Iranian Foreign Minister Ali Akbar Salehi said that his country would offer a resolution to end the Syrian conflict at the summit, adding that the new initiative is based on the suggestions of former UN envoy Kofi Anan and the decisions of the Arab League.
On the ground, a Syrian army field commander has defected, Al Arabiya reported. According to opposition sources, commander of the seventh division of army brigadier-general Mohammad Mousa al-Khairat has arrived in Jordan.
U.N. observers chief leaves Syria
In Damascus, head of the now-defunct UN observer team in Syria, General Babacar Gaye, left Syria on Saturday after the Security Council called time on the troubled mission, his aides said.
The mission officially ended on at midnight last Sunday amid escalating violence and divisions at the UN Security Council over how to end a conflict now in its 18th month.
Last week, Gaye accused both the Syrian army and rebel forces of failing to protect civilians as the fighting escalated.
“Both parties have obligations under international humanitarian law to make sure that civilians are protected,” he told reporters in Damascus last Saturday. “These obligations have not been respected.”
Annan himself, a former UN secretary general, formally steps down as international envoy on Syria at the end of this month after complaining about a lack of international support in the face of the mounting bloodshed.
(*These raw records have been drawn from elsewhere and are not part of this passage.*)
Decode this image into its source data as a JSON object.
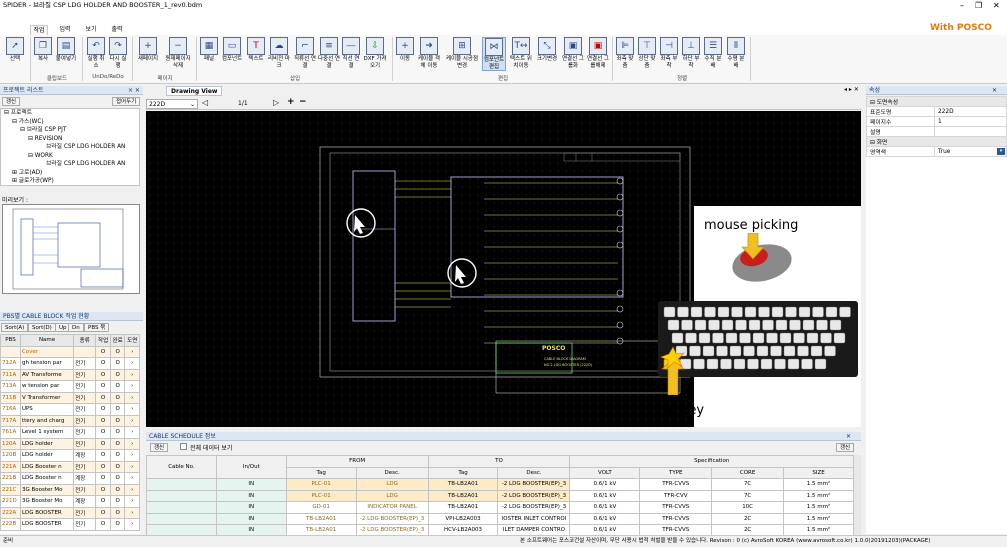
{
  "window": {
    "title": "SPIDER - 브라질 CSP LDG HOLDER AND BOOSTER_1_rev0.bdm",
    "brand": "With POSCO"
  },
  "tabs": [
    "작업",
    "입력",
    "보기",
    "출력"
  ],
  "ribbon": {
    "buttons": [
      "선택",
      "복사",
      "붙여넣기",
      "실행 취소",
      "다시 실행",
      "새페이지",
      "원재페이지 삭제",
      "패널",
      "컴포넌트",
      "텍스트",
      "리비전 마크",
      "직류선 연결",
      "다중선 연결",
      "직선 연결",
      "DXF 가져오기",
      "이동",
      "케이블 객체 이동",
      "케이블 시공점 변경",
      "컴포넌트 편집",
      "텍스트 위치이동",
      "크기변경",
      "연결선 그룹화",
      "연결선 그룹해제",
      "좌측 맞춤",
      "상단 맞춤",
      "좌측 부착",
      "하단 부착",
      "수직 분배",
      "수평 분배"
    ],
    "groups": [
      "클립보드",
      "UnDo/ReDo",
      "페이지",
      "삽입",
      "편집",
      "정렬"
    ]
  },
  "project": {
    "title": "프로젝트 리스트",
    "expand": "갱신",
    "collapse": "접어두기",
    "tree": [
      "프로젝트",
      "가스(WC)",
      "브라질 CSP PJT",
      "REVISION",
      "브라질 CSP LDG HOLDER AN",
      "WORK",
      "브라질 CSP LDG HOLDER AN",
      "고로(AD)",
      "글로가공(WP)"
    ],
    "preview": "미리보기 :"
  },
  "pbs": {
    "title": "PBS별 CABLE BLOCK 작업 현황",
    "buttons": [
      "Sort(A)",
      "Sort(D)",
      "Up",
      "Dn",
      "PBS 묶"
    ],
    "columns": [
      "PBS",
      "Name",
      "종류",
      "작업",
      "완료",
      "도면"
    ],
    "rows": [
      [
        "",
        "Cover",
        "",
        "O",
        "O",
        "›"
      ],
      [
        "712A",
        "gh tension par",
        "전기",
        "O",
        "O",
        "›"
      ],
      [
        "711A",
        "AV Transforme",
        "전기",
        "O",
        "O",
        "›"
      ],
      [
        "713A",
        "w tension par",
        "전기",
        "O",
        "O",
        "›"
      ],
      [
        "711B",
        "V Transformer",
        "전기",
        "O",
        "O",
        "›"
      ],
      [
        "716A",
        "UPS",
        "전기",
        "O",
        "O",
        "›"
      ],
      [
        "717A",
        "ttery and charg",
        "전기",
        "O",
        "O",
        "›"
      ],
      [
        "761A",
        "Level 1 system",
        "전기",
        "O",
        "O",
        "›"
      ],
      [
        "120A",
        "LDG holder",
        "전기",
        "O",
        "O",
        "›"
      ],
      [
        "120B",
        "LDG holder",
        "계장",
        "O",
        "O",
        "›"
      ],
      [
        "221A",
        "LDG Booster n",
        "전기",
        "O",
        "O",
        "›"
      ],
      [
        "221B",
        "LDG Booster n",
        "계장",
        "O",
        "O",
        "›"
      ],
      [
        "221C",
        "3G Booster Mo",
        "전기",
        "O",
        "O",
        "›"
      ],
      [
        "221D",
        "3G Booster Mo",
        "계장",
        "O",
        "O",
        "›"
      ],
      [
        "222A",
        "LDG BOOSTER",
        "전기",
        "O",
        "O",
        "›"
      ],
      [
        "222B",
        "LDG BOOSTER",
        "전기",
        "O",
        "O",
        "›"
      ]
    ]
  },
  "drawing": {
    "tab": "Drawing View",
    "page_select": "222D",
    "page": "1/1",
    "title_company": "POSCO",
    "diagram_title": "CABLE BLOCK DIAGRAM",
    "diagram_sub": "NO.2 LDG BOOSTER (222D)",
    "annotation_mouse": "mouse picking",
    "annotation_key": "Ctrl key"
  },
  "schedule": {
    "title": "CABLE SCHEDULE 정보",
    "btn_apply": "갱신",
    "checkbox": "전체 데이터 보기",
    "btn_refresh": "갱신",
    "headers": {
      "cable": "Cable No.",
      "inout": "In/Out",
      "from": "FROM",
      "to": "TO",
      "spec": "Specification",
      "tag": "Tag",
      "desc": "Desc.",
      "volt": "VOLT",
      "type": "TYPE",
      "core": "CORE",
      "size": "SIZE"
    },
    "rows": [
      [
        "IN",
        "PLC-01",
        "LDG",
        "TB-LB2A01",
        "-2 LDG BOOSTER(EP)_3",
        "0.6/1 kV",
        "TFR-CVVS",
        "7C",
        "1.5 mm²"
      ],
      [
        "IN",
        "PLC-01",
        "LDG",
        "TB-LB2A01",
        "-2 LDG BOOSTER(EP)_3",
        "0.6/1 kV",
        "TFR-CVV",
        "7C",
        "1.5 mm²"
      ],
      [
        "IN",
        "GD-01",
        "INDICATOR PANEL",
        "TB-LB2A01",
        "-2 LDG BOOSTER(EP)_3",
        "0.6/1 kV",
        "TFR-CVVS",
        "10C",
        "1.5 mm²"
      ],
      [
        "IN",
        "TB-LB2A01",
        "-2 LDG BOOSTER(EP)_3",
        "VPI-LB2A003",
        "IOSTER INLET CONTROI",
        "0.6/1 kV",
        "TFR-CVVS",
        "2C",
        "1.5 mm²"
      ],
      [
        "IN",
        "TB-LB2A01",
        "-2 LDG BOOSTER(EP)_3",
        "HCV-LB2A003",
        "ILET DAMPER CONTRO",
        "0.6/1 kV",
        "TFR-CVVS",
        "2C",
        "1.5 mm²"
      ]
    ]
  },
  "props": {
    "title": "속성",
    "section1": "도면속성",
    "rows1": [
      [
        "표준도명",
        "222D"
      ],
      [
        "페이지수",
        "1"
      ],
      [
        "설명",
        ""
      ]
    ],
    "section2": "화면",
    "rows2": [
      [
        "영역색",
        "True"
      ]
    ]
  },
  "status": {
    "left": "준비",
    "right": "본 소프트웨어는 포스코건설 자산이며, 무단 사용시 법적 처벌을 받을 수 있습니다. Revison : 0   (c) AvroSoft KOREA (www.avrosoft.co.kr)   1.0.0(20191203)(PACKAGE)"
  },
  "colors": {
    "accent": "#2b5797",
    "canvas": "#000000",
    "highlight_row": "#fdebc8"
  }
}
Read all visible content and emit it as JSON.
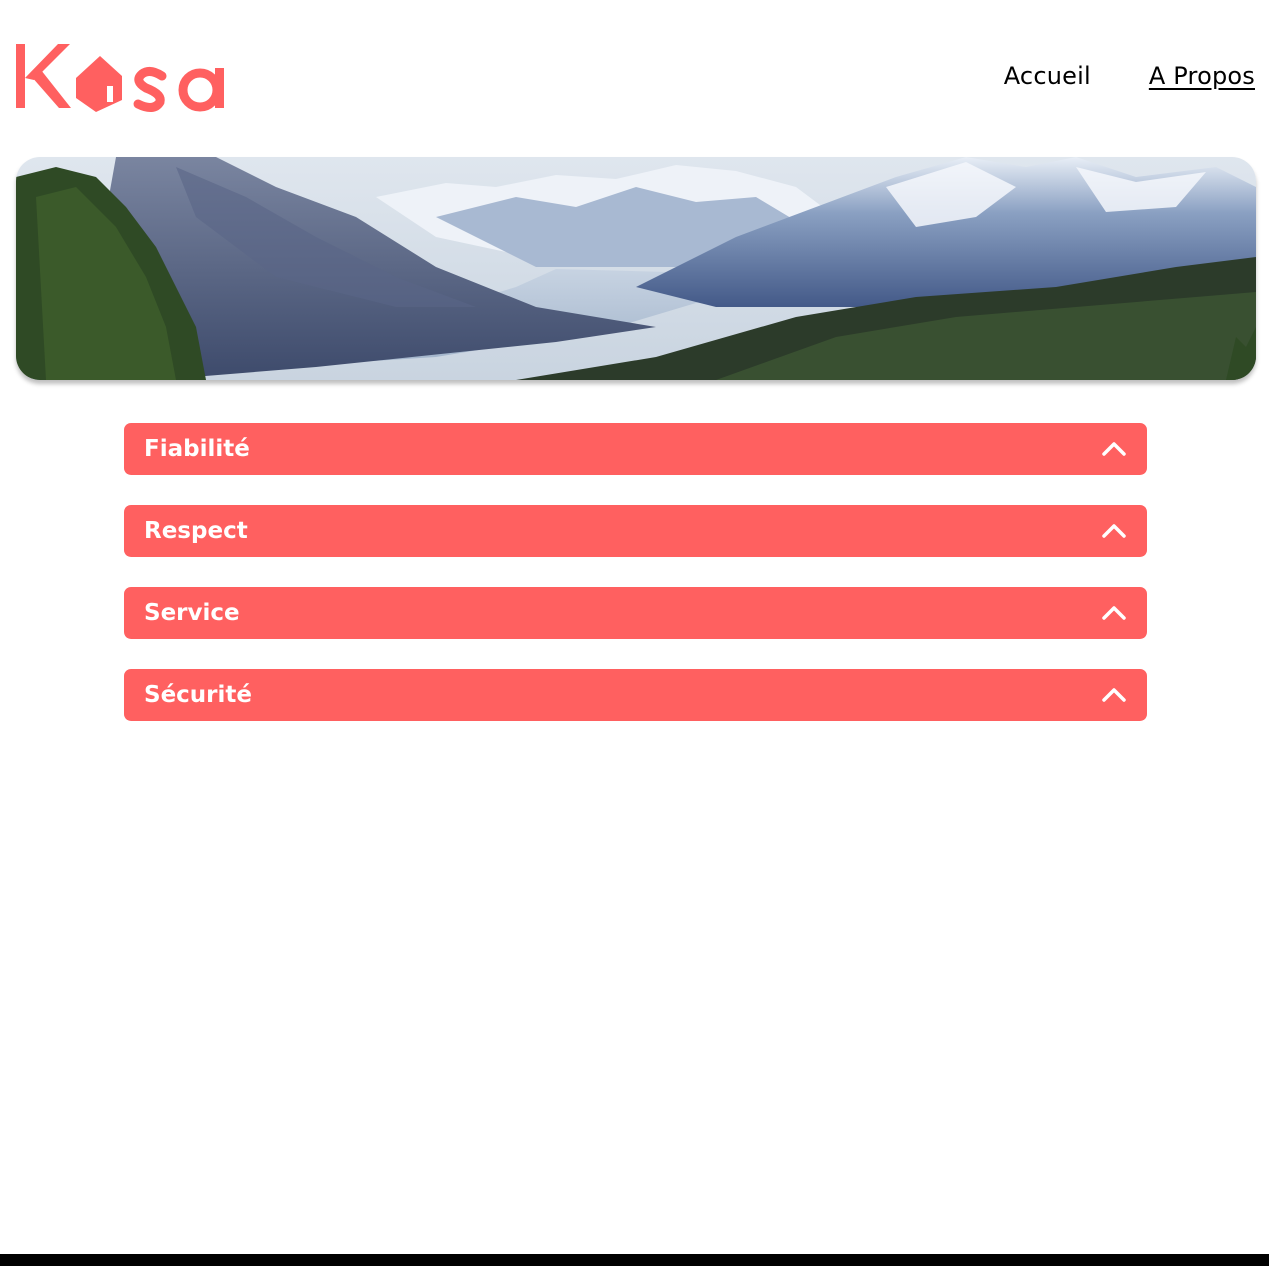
{
  "brand": {
    "name": "Kasa",
    "color": "#FF6060"
  },
  "nav": {
    "items": [
      {
        "label": "Accueil",
        "active": false
      },
      {
        "label": "A Propos",
        "active": true
      }
    ]
  },
  "banner": {
    "icon": "mountain-landscape-image"
  },
  "collapses": [
    {
      "title": "Fiabilité",
      "icon": "chevron-up-icon"
    },
    {
      "title": "Respect",
      "icon": "chevron-up-icon"
    },
    {
      "title": "Service",
      "icon": "chevron-up-icon"
    },
    {
      "title": "Sécurité",
      "icon": "chevron-up-icon"
    }
  ]
}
The United Nations plans to maintain a political liaison office in Damascus to support the mediation efforts of his successor, veteran Algerian diplomat Lakhdar Brahimi, who said Friday he was “scared” of the scale of the task ahead.
Officials have said the liaison office would probably be made up of between 20 and 30 people, including political, humanitarian and military experts.
What began in March 2011 as a peaceful uprising demanding the fall of President Bashar al-Assad’s regime has grown into a bloody insurgency, after the army and security forces launched a major crackdown across the country.
At least 24,500 people have been killed, according to the Britain-based Syrian Observatory for Human Rights, while the UN puts the death toll at 17,000.